Before he knows it, Kyungsoo’s arms come to wrap around his waist.

“‘M not prettier than you,” he mumbles into Chanyeol’s back.

His jasmine scent is intoxicating. 

It changed only this year; and Chanyeol is hard-pressed to admit that he hasn’t been keeping track of what Kyungsoo decided to wear along his skin. 

He’d stopped around the time Kyungsoo decided to smell like _ylang-ylang_ blossoms, probably before they moved to Seoul, sweet and subtle and comforting.

No matter what he wore, Chanyeol had thought, he’d always smell like home. 
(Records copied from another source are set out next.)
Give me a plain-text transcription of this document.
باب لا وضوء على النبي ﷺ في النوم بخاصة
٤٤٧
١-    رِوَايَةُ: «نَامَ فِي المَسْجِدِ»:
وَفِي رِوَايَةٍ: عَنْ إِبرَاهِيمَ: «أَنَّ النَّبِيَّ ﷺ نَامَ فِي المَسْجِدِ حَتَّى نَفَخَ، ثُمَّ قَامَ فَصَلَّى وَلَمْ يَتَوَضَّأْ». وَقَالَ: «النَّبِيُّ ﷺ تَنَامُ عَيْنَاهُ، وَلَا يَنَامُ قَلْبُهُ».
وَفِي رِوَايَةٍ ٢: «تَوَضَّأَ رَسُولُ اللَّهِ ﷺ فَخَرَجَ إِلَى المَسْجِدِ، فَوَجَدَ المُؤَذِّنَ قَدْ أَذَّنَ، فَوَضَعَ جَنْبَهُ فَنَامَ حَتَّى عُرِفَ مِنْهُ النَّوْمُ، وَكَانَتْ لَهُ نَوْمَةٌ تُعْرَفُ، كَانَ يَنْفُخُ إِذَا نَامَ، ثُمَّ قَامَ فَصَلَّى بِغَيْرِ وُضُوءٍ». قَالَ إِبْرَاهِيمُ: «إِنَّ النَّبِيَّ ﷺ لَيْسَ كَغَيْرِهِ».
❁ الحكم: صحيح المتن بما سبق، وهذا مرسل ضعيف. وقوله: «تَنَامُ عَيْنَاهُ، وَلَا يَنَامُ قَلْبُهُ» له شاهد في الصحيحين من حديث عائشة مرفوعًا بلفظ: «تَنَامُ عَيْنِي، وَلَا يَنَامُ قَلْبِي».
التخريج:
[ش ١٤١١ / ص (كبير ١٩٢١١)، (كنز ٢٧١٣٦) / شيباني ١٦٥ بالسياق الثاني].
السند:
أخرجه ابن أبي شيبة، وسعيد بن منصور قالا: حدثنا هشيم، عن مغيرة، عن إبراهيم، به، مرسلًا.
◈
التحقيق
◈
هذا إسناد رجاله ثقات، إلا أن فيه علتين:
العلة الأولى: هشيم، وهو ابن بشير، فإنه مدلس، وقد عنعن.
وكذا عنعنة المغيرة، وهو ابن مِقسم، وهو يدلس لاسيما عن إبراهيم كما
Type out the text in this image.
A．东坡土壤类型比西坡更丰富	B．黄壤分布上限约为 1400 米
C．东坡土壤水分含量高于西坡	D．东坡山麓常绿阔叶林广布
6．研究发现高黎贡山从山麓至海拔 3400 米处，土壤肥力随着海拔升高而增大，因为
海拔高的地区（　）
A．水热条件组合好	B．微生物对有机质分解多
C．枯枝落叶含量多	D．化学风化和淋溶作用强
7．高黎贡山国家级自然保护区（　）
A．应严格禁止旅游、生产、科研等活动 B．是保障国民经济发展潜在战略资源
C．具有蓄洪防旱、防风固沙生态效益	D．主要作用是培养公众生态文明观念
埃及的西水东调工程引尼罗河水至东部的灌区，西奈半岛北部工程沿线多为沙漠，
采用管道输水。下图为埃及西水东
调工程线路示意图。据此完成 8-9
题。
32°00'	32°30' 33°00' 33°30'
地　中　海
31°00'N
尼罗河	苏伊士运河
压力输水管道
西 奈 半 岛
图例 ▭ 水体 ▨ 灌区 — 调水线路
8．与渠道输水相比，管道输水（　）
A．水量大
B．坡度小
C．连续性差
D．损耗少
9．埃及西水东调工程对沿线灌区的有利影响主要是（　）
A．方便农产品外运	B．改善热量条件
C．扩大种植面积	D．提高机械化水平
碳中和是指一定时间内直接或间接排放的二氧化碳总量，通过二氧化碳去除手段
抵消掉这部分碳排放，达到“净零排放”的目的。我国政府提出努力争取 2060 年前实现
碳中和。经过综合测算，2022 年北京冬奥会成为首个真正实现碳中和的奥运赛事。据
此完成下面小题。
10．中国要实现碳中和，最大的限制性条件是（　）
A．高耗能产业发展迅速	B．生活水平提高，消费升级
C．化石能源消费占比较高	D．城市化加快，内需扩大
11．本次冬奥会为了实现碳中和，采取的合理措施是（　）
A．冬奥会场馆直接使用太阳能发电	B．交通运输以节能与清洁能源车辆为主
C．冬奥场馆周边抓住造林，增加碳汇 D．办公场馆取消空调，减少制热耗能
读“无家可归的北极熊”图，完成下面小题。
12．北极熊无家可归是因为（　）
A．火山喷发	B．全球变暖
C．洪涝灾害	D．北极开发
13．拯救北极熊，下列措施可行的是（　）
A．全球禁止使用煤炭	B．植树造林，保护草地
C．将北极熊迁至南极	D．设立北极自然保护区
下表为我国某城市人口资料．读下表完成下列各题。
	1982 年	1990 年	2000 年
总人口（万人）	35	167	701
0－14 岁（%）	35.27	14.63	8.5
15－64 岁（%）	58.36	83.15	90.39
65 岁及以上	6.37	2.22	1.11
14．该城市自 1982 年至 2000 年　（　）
“You’re cute when you’re jealous, Yeol.” 

“I’m not jealous,” Chanyeol replies. He turns to look at the spring fairy tracing circles into his side.

“Who says I’m jealous?”

Kyungsoo peers up at him, gaze all too knowing. 

Spring is a season dedicated to the phenomena of blooms—fresh shoots breaking through the soil, the sky turning a little bit pinker as it promises warmer days, action to come.

 _painful_ —

—because starting again, _starting over,_ always is;

 _silent_ —

—riots of color will always come from an abyss, the ground, absent of light, when you realize that hope can only come from the void of coldness, a winter of its own;

 _perceptive_ —

—it needs to know when to push, when to pull, its deceptively gentle hands knowing just how much they need to coax without breaking new stems and fueling sudden spurts of jealousy. 

“I love you,” Kyungsoo pouts. It takes Chanyeol’s breath away. “Won’t you say it back?”

A choked laugh is pulled from his throat, and he leans down so he can press his lips against his everything’s nose. 

“I love you too.”

His insecurity melts into a breeze.

Autumn is the season of letting go.

Kyungsoo’s mouth stretches into a smile.

Even after all the time he’s spent with him, each one is always more radiant than the last.

His lips are so perfect, and it might just be because he’s Kyungsoo, but Chanyeol always feels his heart break a little more.

It always surprises him that there is more to break. 

Something slams into the counter.

They jump apart, faces red, apologies for the customer ready—

“Good morning,” Baekhyun greets, hair flying every which way, “that was very disgusting. You guys can get me a waffle, right?”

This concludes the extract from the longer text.